I'm still taking a break before book two. I'm thinking something light and fluffy, like something by Kitty Thomas. ;)

Happy Book Hangover Everyone!

Have you read Outlander or any of the books mentioned? Now's the time to share your thoughts and feelings.


  1. The Outlander series of books require a huge emotional readiness! I was mad at her too and I couldn't stop reading them either. Talk about anxiety and just overall unease throughout. If any two deserve a happy ending, it's these two. Even thinking about the books now I get shivers. You do have to keep reading...but take your time and read some lighter works before...

    You know I'm going to check out Devil's Embrace directly following this comment, right? :) Also KMM - LOVE her. And I love howe Daegus and Drustan appear in the Fever series. God I love them all. Daegus' story is my favorite. There is some seriously hot sex in them and they are not intended to be erotic (I believe).

    Out of all the Gabaldon books, Outlander remains my favorite and most memorable. Jamie...Sigh...
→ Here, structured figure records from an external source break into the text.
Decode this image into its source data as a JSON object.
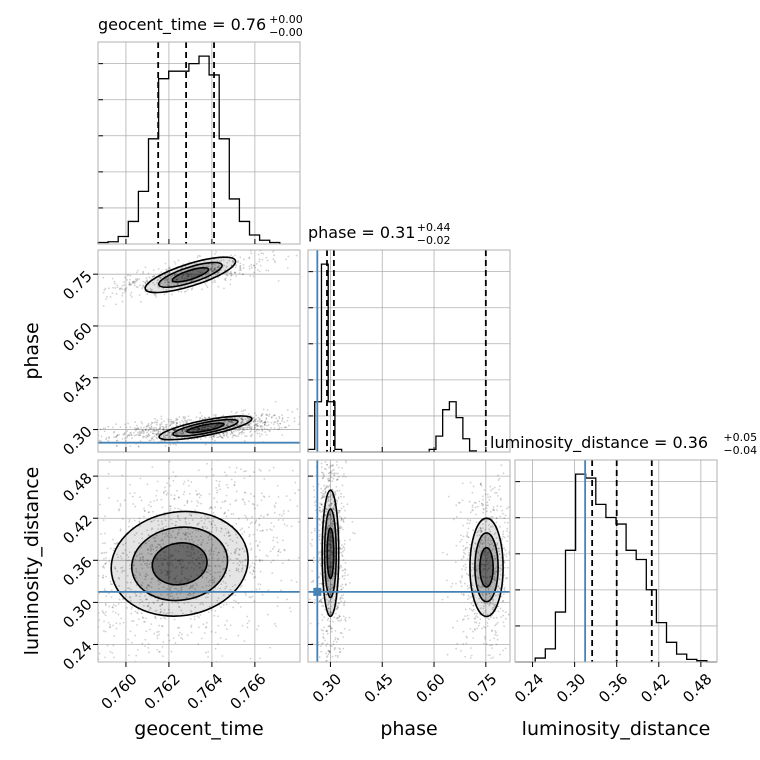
{
  "chart_data": {
    "type": "corner",
    "params": [
      "geocent_time",
      "phase",
      "luminosity_distance"
    ],
    "titles": {
      "geocent_time": {
        "name": "geocent_time",
        "median": "0.76",
        "plus": "+0.00",
        "minus": "−0.00"
      },
      "phase": {
        "name": "phase",
        "median": "0.31",
        "plus": "+0.44",
        "minus": "−0.02"
      },
      "luminosity_distance": {
        "name": "luminosity_distance",
        "median": "0.36",
        "plus": "+0.05",
        "minus": "−0.04"
      }
    },
    "axes": {
      "geocent_time": {
        "range": [
          0.7587,
          0.7681
        ],
        "ticks": [
          0.76,
          0.762,
          0.764,
          0.766
        ],
        "tick_labels": [
          "0.760",
          "0.762",
          "0.764",
          "0.766"
        ]
      },
      "phase": {
        "range": [
          0.235,
          0.82
        ],
        "ticks": [
          0.3,
          0.45,
          0.6,
          0.75
        ],
        "tick_labels": [
          "0.30",
          "0.45",
          "0.60",
          "0.75"
        ]
      },
      "luminosity_distance": {
        "range": [
          0.215,
          0.503
        ],
        "ticks": [
          0.24,
          0.3,
          0.36,
          0.42,
          0.48
        ],
        "tick_labels": [
          "0.24",
          "0.30",
          "0.36",
          "0.42",
          "0.48"
        ]
      }
    },
    "truths": {
      "phase": 0.262,
      "luminosity_distance": 0.315
    },
    "quantiles": {
      "geocent_time": [
        0.7615,
        0.7628,
        0.7641
      ],
      "phase": [
        0.29,
        0.31,
        0.75
      ],
      "luminosity_distance": [
        0.325,
        0.36,
        0.41
      ]
    },
    "histograms": {
      "geocent_time": {
        "edges_start": 0.7587,
        "bin_width": 0.00047,
        "counts": [
          2,
          3,
          10,
          30,
          70,
          140,
          220,
          230,
          230,
          240,
          250,
          225,
          140,
          60,
          30,
          12,
          5,
          2
        ]
      },
      "phase": {
        "edges_start": 0.235,
        "bin_width": 0.0195,
        "counts": [
          5,
          95,
          355,
          95,
          5,
          0,
          0,
          0,
          0,
          0,
          0,
          0,
          0,
          0,
          0,
          0,
          0,
          0,
          5,
          30,
          80,
          95,
          65,
          25,
          2
        ]
      },
      "luminosity_distance": {
        "edges_start": 0.215,
        "bin_width": 0.0144,
        "counts": [
          0,
          0,
          3,
          10,
          38,
          85,
          143,
          140,
          120,
          110,
          105,
          85,
          78,
          55,
          30,
          15,
          6,
          2,
          1,
          0
        ]
      }
    },
    "grid": true,
    "legend": "none"
  }
}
  2. I've been having strange Jamie dreams. Mainly about his really big white arms. LOL, I'm not sure why. What would a dream analyzer say about that?

    Now that I've put off reading the rest of the series I feel like I'm being haunted. It's one of those books that stays with you. My husband may become an Outlander widow while I read those books!

  3. I think Highlander was one of the better books too. There are a couple of scenes in later books though that are pretty wonderful. You talked about rape...a character (I won't mention who) is raped and she is giving herself a very hard time about what she should have done...Jamie puts a stop to that by holding her and telling her to make him stop until she realized that there really was nothing she could have done.

    I will say the story never going to end? Every time Gabaldon mentions how many more books there will be, the number grows. I guess I feel her pain, how exactly is she going to draw it all together since in Outlander, Claire is in the present seeing Jamie in the road...anyway...I guess I need to drag those books out and re-read! :-)

    1. Outlander is a book I feel like rereading. I kept thinking back to Frank seeing Jamie on the road outside their inn/bb, and waiting for it to somehow correlate. Then when I found out that she goes back in book two, I'm wondering if that was Jamie wondering if his wife was ever coming back to him. I'm having a hard time working my way up to book two because I'm so damn mad at Claire for taking 20 years to go visit her husbands grave. Who takes 20 years to visit their husbands grave! Especially when you don't know the exact date he died!!

      Then later when Jamie tells Claire (after they get married) that he knew he had to come back to Scotland from France, but he wasn't ready to say why. I don't remember if he ever told her why.

      I know some authors write things, in the moment, and then don't plan on having it mean anything. And it drives readers like me crazy, because I look for meaning in all those small details.